Attorney General Josh Shapiro announced the case at a news conference at Marsh Creek State Park in Downingtown, where Sunoco Pipeline LP spilled thousands of gallons of drilling fluid last year. The spill, during construction of the troubled Mariner East 2 pipeline, fouled wetlands, a stream and part of a 535-acre lake.

Energy Transfer, Sunoco’s owner, faces 48 criminal charges, most of them for releasing industrial waste at 22 sites in 11 counties across the state.
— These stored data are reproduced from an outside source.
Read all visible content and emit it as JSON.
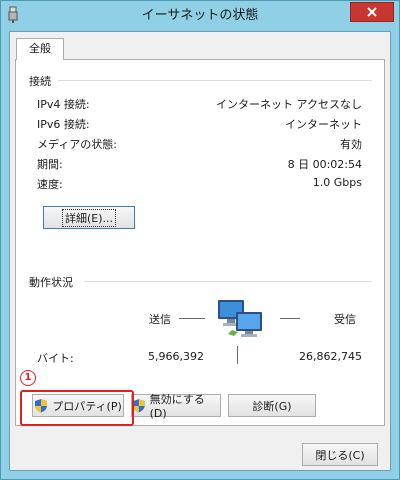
{
  "window": {
    "title": "イーサネットの状態",
    "close_label": "閉じる(C)"
  },
  "tabs": [
    {
      "label": "全般"
    }
  ],
  "connection": {
    "heading": "接続",
    "rows": [
      {
        "label": "IPv4 接続:",
        "value": "インターネット アクセスなし"
      },
      {
        "label": "IPv6 接続:",
        "value": "インターネット"
      },
      {
        "label": "メディアの状態:",
        "value": "有効"
      },
      {
        "label": "期間:",
        "value": "8 日 00:02:54"
      },
      {
        "label": "速度:",
        "value": "1.0 Gbps"
      }
    ],
    "details_button": "詳細(E)..."
  },
  "activity": {
    "heading": "動作状況",
    "sent_label": "送信",
    "received_label": "受信",
    "bytes_label": "バイト:",
    "sent_bytes": "5,966,392",
    "received_bytes": "26,862,745"
  },
  "buttons": {
    "properties": "プロパティ(P)",
    "disable": "無効にする(D)",
    "diagnose": "診断(G)"
  },
  "annotation": {
    "step_marker": "1"
  },
  "icons": {
    "app": "ethernet-icon",
    "close": "close-icon",
    "network": "network-computers-icon",
    "shield": "uac-shield-icon"
  },
  "colors": {
    "titlebar": "#8fd0e6",
    "close_button": "#c7372f",
    "highlight": "#e02020"
  }
}
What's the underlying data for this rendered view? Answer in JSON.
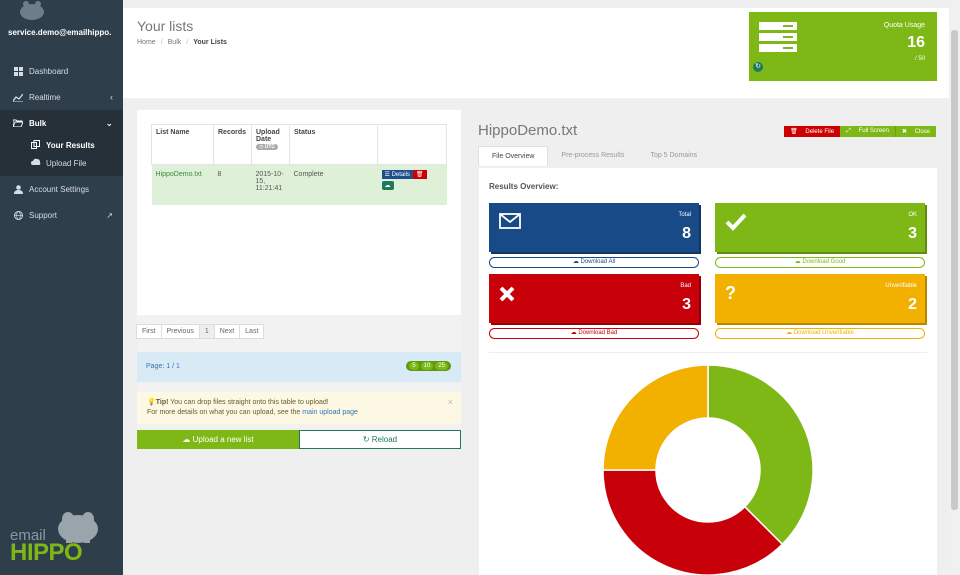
{
  "sidebar": {
    "user": "service.demo@emailhippo.",
    "items": [
      {
        "label": "Dashboard",
        "icon": "dashboard-icon"
      },
      {
        "label": "Realtime",
        "icon": "chart-line-icon"
      },
      {
        "label": "Bulk",
        "icon": "folder-open-icon"
      },
      {
        "label": "Account Settings",
        "icon": "user-icon"
      },
      {
        "label": "Support",
        "icon": "globe-icon"
      }
    ],
    "bulk_sub": [
      {
        "label": "Your Results",
        "icon": "copy-icon"
      },
      {
        "label": "Upload File",
        "icon": "cloud-upload-icon"
      }
    ],
    "logo_text_top": "email",
    "logo_text_bottom": "HIPPO"
  },
  "header": {
    "title": "Your lists",
    "breadcrumb": [
      "Home",
      "Bulk",
      "Your Lists"
    ]
  },
  "quota": {
    "label": "Quota Usage",
    "value": "16",
    "max": "/ 50"
  },
  "table": {
    "headers": [
      "List Name",
      "Records",
      "Upload Date",
      "Status",
      ""
    ],
    "utc_badge": "UTC",
    "row": {
      "name": "HippoDemo.txt",
      "records": "8",
      "date": "2015-10-15, 11:21:41",
      "status": "Complete",
      "details_label": "Details"
    }
  },
  "pager": [
    "First",
    "Previous",
    "1",
    "Next",
    "Last"
  ],
  "page_info": "Page: 1 / 1",
  "page_sizes": [
    "5",
    "10",
    "25"
  ],
  "tip": {
    "strong": "Tip!",
    "text1": " You can drop files straight onto this table to upload!",
    "text2": "For more details on what you can upload, see the ",
    "link": "main upload page"
  },
  "buttons": {
    "upload": "Upload a new list",
    "reload": "Reload"
  },
  "file": {
    "title": "HippoDemo.txt",
    "delete": "Delete File",
    "fullscreen": "Full Screen",
    "close": "Close"
  },
  "tabs": [
    "File Overview",
    "Pre-process Results",
    "Top 5 Domains"
  ],
  "results": {
    "heading": "Results Overview:",
    "total_label": "Total",
    "total_value": "8",
    "ok_label": "OK",
    "ok_value": "3",
    "bad_label": "Bad",
    "bad_value": "3",
    "unv_label": "Unverifiable",
    "unv_value": "2",
    "dl_all": "Download All",
    "dl_good": "Download Good",
    "dl_bad": "Download Bad",
    "dl_unv": "Download Unverifiable"
  },
  "colors": {
    "ok": "#7eb816",
    "bad": "#c80009",
    "unverifiable": "#f2b000",
    "total": "#174a86"
  },
  "chart_data": {
    "type": "pie",
    "categories": [
      "OK",
      "Bad",
      "Unverifiable"
    ],
    "values": [
      3,
      3,
      2
    ],
    "colors": [
      "#7eb816",
      "#c80009",
      "#f2b000"
    ]
  }
}
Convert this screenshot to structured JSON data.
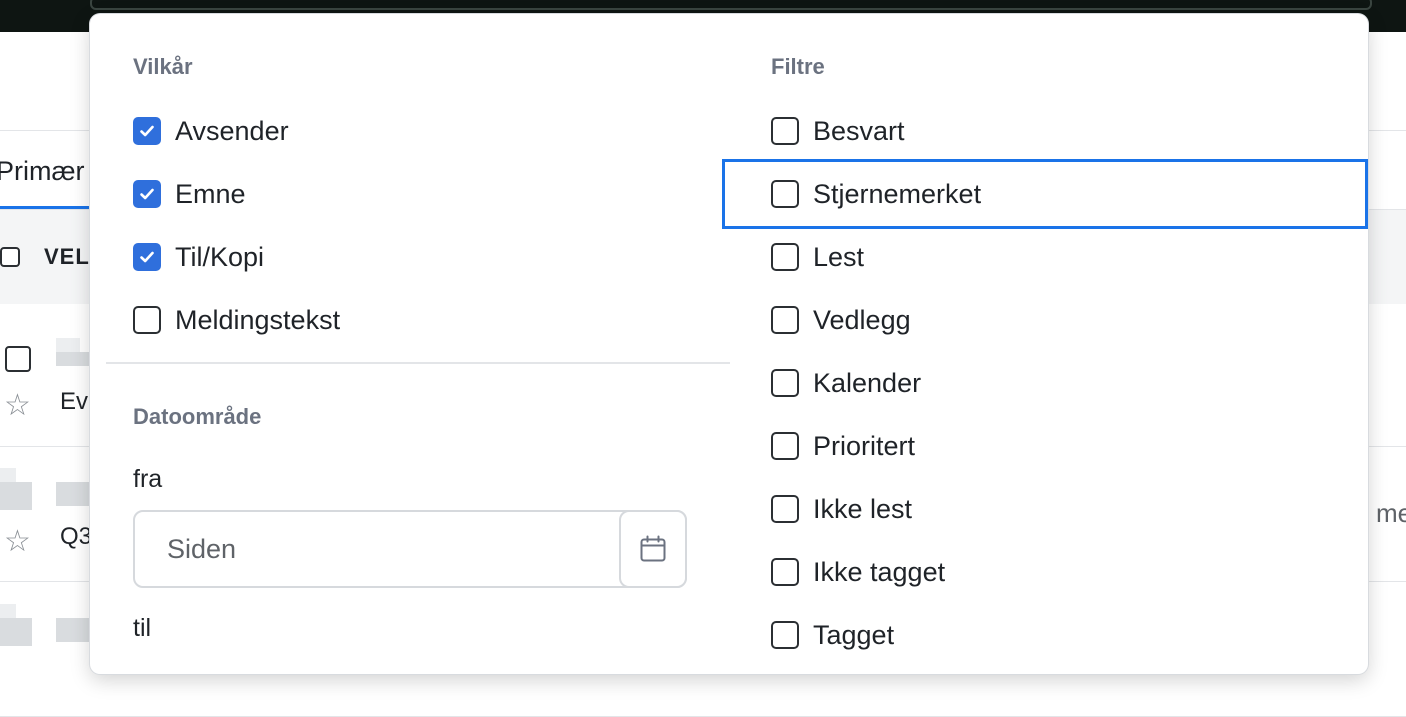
{
  "background": {
    "tab_primary": "Primær",
    "select_label": "VEL",
    "rows": [
      {
        "subject": "Ev"
      },
      {
        "subject": "Q3"
      }
    ],
    "right_text": "me"
  },
  "panel": {
    "conditions": {
      "title": "Vilkår",
      "items": [
        {
          "label": "Avsender",
          "checked": true
        },
        {
          "label": "Emne",
          "checked": true
        },
        {
          "label": "Til/Kopi",
          "checked": true
        },
        {
          "label": "Meldingstekst",
          "checked": false
        }
      ]
    },
    "date_range": {
      "title": "Datoområde",
      "from_label": "fra",
      "from_placeholder": "Siden",
      "to_label": "til"
    },
    "filters": {
      "title": "Filtre",
      "focused": "Stjernemerket",
      "items": [
        {
          "label": "Besvart",
          "checked": false
        },
        {
          "label": "Stjernemerket",
          "checked": false
        },
        {
          "label": "Lest",
          "checked": false
        },
        {
          "label": "Vedlegg",
          "checked": false
        },
        {
          "label": "Kalender",
          "checked": false
        },
        {
          "label": "Prioritert",
          "checked": false
        },
        {
          "label": "Ikke lest",
          "checked": false
        },
        {
          "label": "Ikke tagget",
          "checked": false
        },
        {
          "label": "Tagget",
          "checked": false
        }
      ]
    }
  },
  "colors": {
    "accent": "#2f6fdc",
    "focus": "#1a73e8",
    "topbar": "#0e1512"
  },
  "icons": {
    "checkbox_checked": "check-icon",
    "date_picker": "calendar-icon",
    "star": "star-outline-icon"
  }
}
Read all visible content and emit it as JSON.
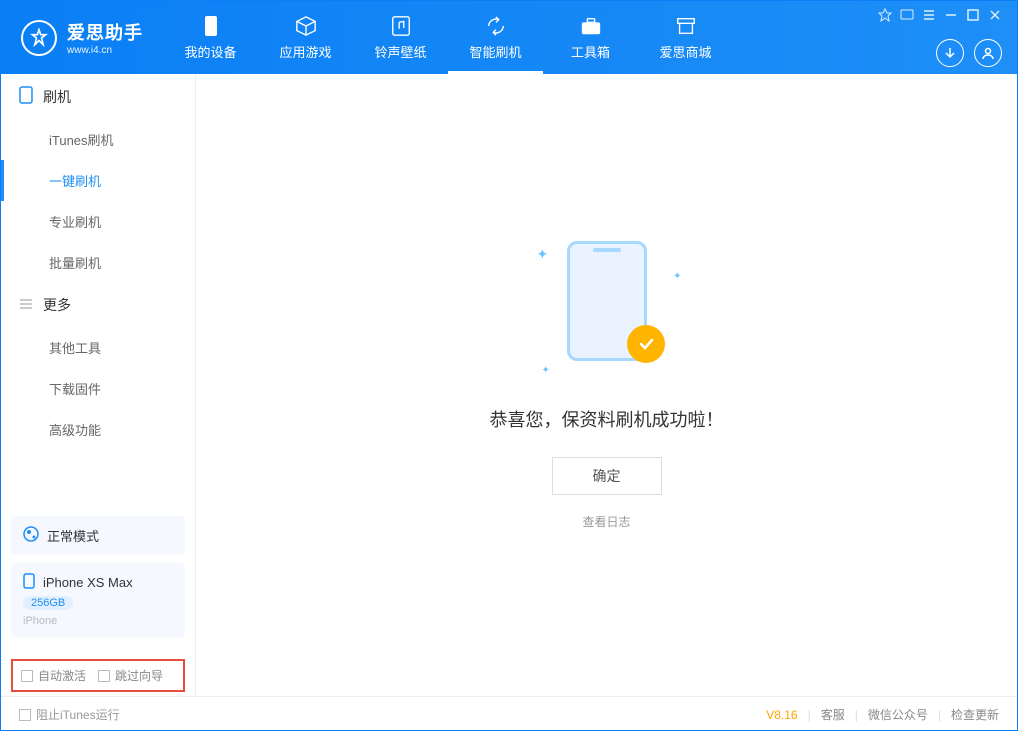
{
  "app": {
    "title": "爱思助手",
    "subtitle": "www.i4.cn"
  },
  "tabs": [
    {
      "label": "我的设备"
    },
    {
      "label": "应用游戏"
    },
    {
      "label": "铃声壁纸"
    },
    {
      "label": "智能刷机"
    },
    {
      "label": "工具箱"
    },
    {
      "label": "爱思商城"
    }
  ],
  "sidebar": {
    "section1": {
      "title": "刷机"
    },
    "items1": [
      {
        "label": "iTunes刷机"
      },
      {
        "label": "一键刷机"
      },
      {
        "label": "专业刷机"
      },
      {
        "label": "批量刷机"
      }
    ],
    "section2": {
      "title": "更多"
    },
    "items2": [
      {
        "label": "其他工具"
      },
      {
        "label": "下载固件"
      },
      {
        "label": "高级功能"
      }
    ]
  },
  "mode_card": {
    "label": "正常模式"
  },
  "device_card": {
    "name": "iPhone XS Max",
    "capacity": "256GB",
    "type": "iPhone"
  },
  "options": {
    "auto_activate": "自动激活",
    "skip_guide": "跳过向导"
  },
  "main": {
    "success_message": "恭喜您，保资料刷机成功啦！",
    "ok_button": "确定",
    "view_log": "查看日志"
  },
  "footer": {
    "block_itunes": "阻止iTunes运行",
    "version": "V8.16",
    "support": "客服",
    "wechat": "微信公众号",
    "update": "检查更新"
  }
}
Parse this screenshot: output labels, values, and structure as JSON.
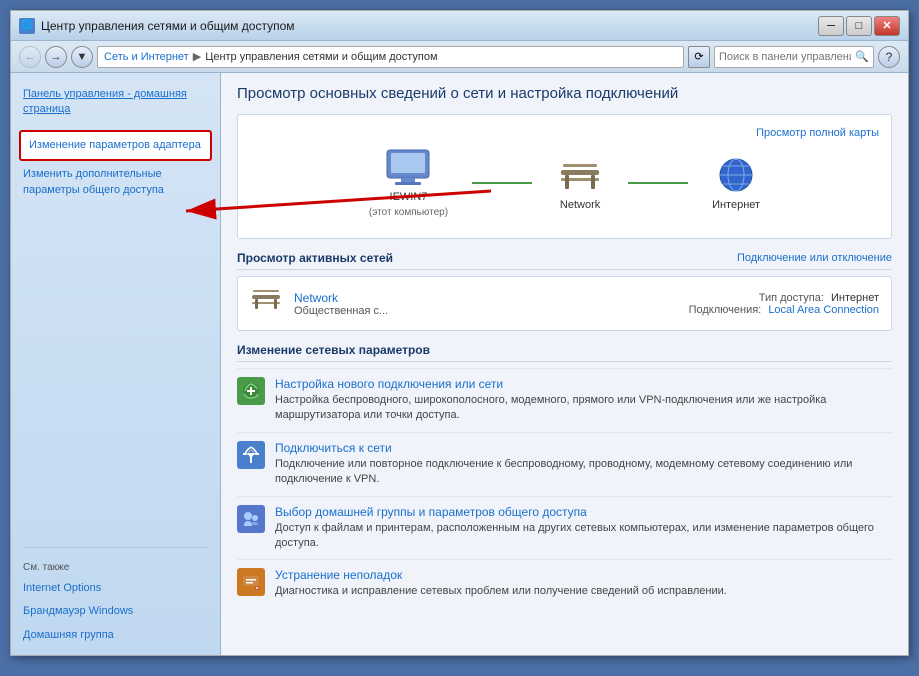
{
  "window": {
    "title": "Центр управления сетями и общим доступом",
    "min_btn": "─",
    "max_btn": "□",
    "close_btn": "✕"
  },
  "addressbar": {
    "back_title": "←",
    "forward_title": "→",
    "dropdown_title": "▼",
    "breadcrumb": [
      {
        "label": "Сеть и Интернет",
        "sep": "▶"
      },
      {
        "label": "Центр управления сетями и общим доступом"
      }
    ],
    "refresh_title": "⟳",
    "search_placeholder": "Поиск в панели управления"
  },
  "sidebar": {
    "home_label": "Панель управления - домашняя страница",
    "link1_label": "Изменение параметров адаптера",
    "link2_label": "Изменить дополнительные параметры общего доступа",
    "see_also_title": "См. также",
    "see_also_links": [
      {
        "label": "Internet Options"
      },
      {
        "label": "Брандмауэр Windows"
      },
      {
        "label": "Домашняя группа"
      }
    ]
  },
  "content": {
    "title": "Просмотр основных сведений о сети и настройка подключений",
    "view_full_map": "Просмотр полной карты",
    "nodes": [
      {
        "label": "IEWIN7",
        "sublabel": "(этот компьютер)",
        "type": "computer"
      },
      {
        "label": "Network",
        "sublabel": "",
        "type": "bench"
      },
      {
        "label": "Интернет",
        "sublabel": "",
        "type": "globe"
      }
    ],
    "active_networks_title": "Просмотр активных сетей",
    "connect_disconnect": "Подключение или отключение",
    "network_name": "Network",
    "network_type": "Общественная с...",
    "access_type_label": "Тип доступа:",
    "access_type_value": "Интернет",
    "connections_label": "Подключения:",
    "connections_value": "Local Area Connection",
    "change_settings_title": "Изменение сетевых параметров",
    "settings": [
      {
        "icon": "⊕",
        "icon_class": "green",
        "title": "Настройка нового подключения или сети",
        "desc": "Настройка беспроводного, широкополосного, модемного, прямого или VPN-подключения или же настройка маршрутизатора или точки доступа."
      },
      {
        "icon": "⊕",
        "icon_class": "blue",
        "title": "Подключиться к сети",
        "desc": "Подключение или повторное подключение к беспроводному, проводному, модемному сетевому соединению или подключение к VPN."
      },
      {
        "icon": "⊕",
        "icon_class": "blue",
        "title": "Выбор домашней группы и параметров общего доступа",
        "desc": "Доступ к файлам и принтерам, расположенным на других сетевых компьютерах, или изменение параметров общего доступа."
      },
      {
        "icon": "⊕",
        "icon_class": "orange",
        "title": "Устранение неполадок",
        "desc": "Диагностика и исправление сетевых проблем или получение сведений об исправлении."
      }
    ]
  }
}
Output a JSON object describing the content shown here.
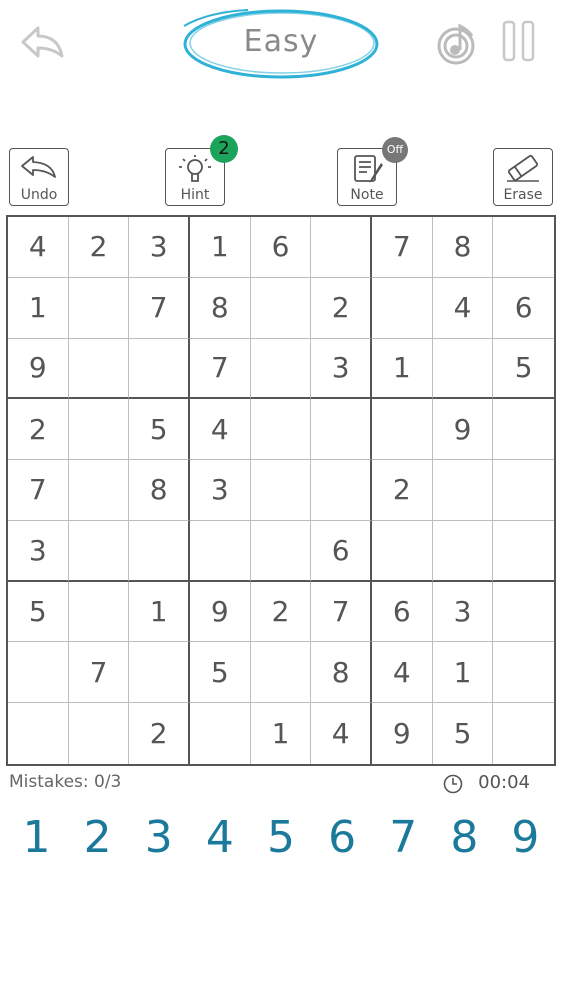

Shapiro said Energy Transfer contaminated the drinking water of at least 150 families statewide.

The charges are for “illegal behaviour that related to the construction of the Mariner East 2 pipeline that polluted our lakes, our rivers and our water wells and put Pennsylvania’s safety at risk,” said Shapiro, speaking with Marsh Creek Lake behind him.

Messages were sent to Energy Transfer seeking comment.

The multibillion-dollar pipeline project has been the focus of criminal probes. At one point, a statewide investigating grand jury subpoenaed the company for documents relating to the inadvertent release of drilling fluids and effects on water supplies.

Energy Transfer acknowledged in a recent earnings report that the attorney general has been looking at “alleged criminal misconduct involving the construction and related activities of the Mariner East pipelines.”

The company said it was cooperating but that “it intends to vigorously defend itself.”

The August 2020 spill at Marsh Creek was among a series of episodes that has plagued Mariner East since construction began in 2017, making it one of the most penalized projects in state history.

The company has paid more than $16.4 million in fines for polluting waterways and drinking water wells, including a $12.6 million fine in 2018 that was one of the largest ever imposed by the state Department of Environmental Protection. State regulators have periodically shut down construction.

But environmental activists and homeowners who assert their water has been fouled say that fines and periodic shutdown orders have not forced Sunoco to clean up its act. They have been demanding revocation of Mariner East’s permits.

The Mariner East pipeline system transports propane, ethane and butane from the enormous Marcellus Shale and Utica Shale gas fields in western Pennsylvania to a refinery processing center and export terminal in Marcus Hook, outside Philadelphia.

Texas-based Energy Transfer also operates the Dakota Access oil pipeline, which went into service in 2017 after months of protests by the Standing Rock Sioux Tribe and others during its construction.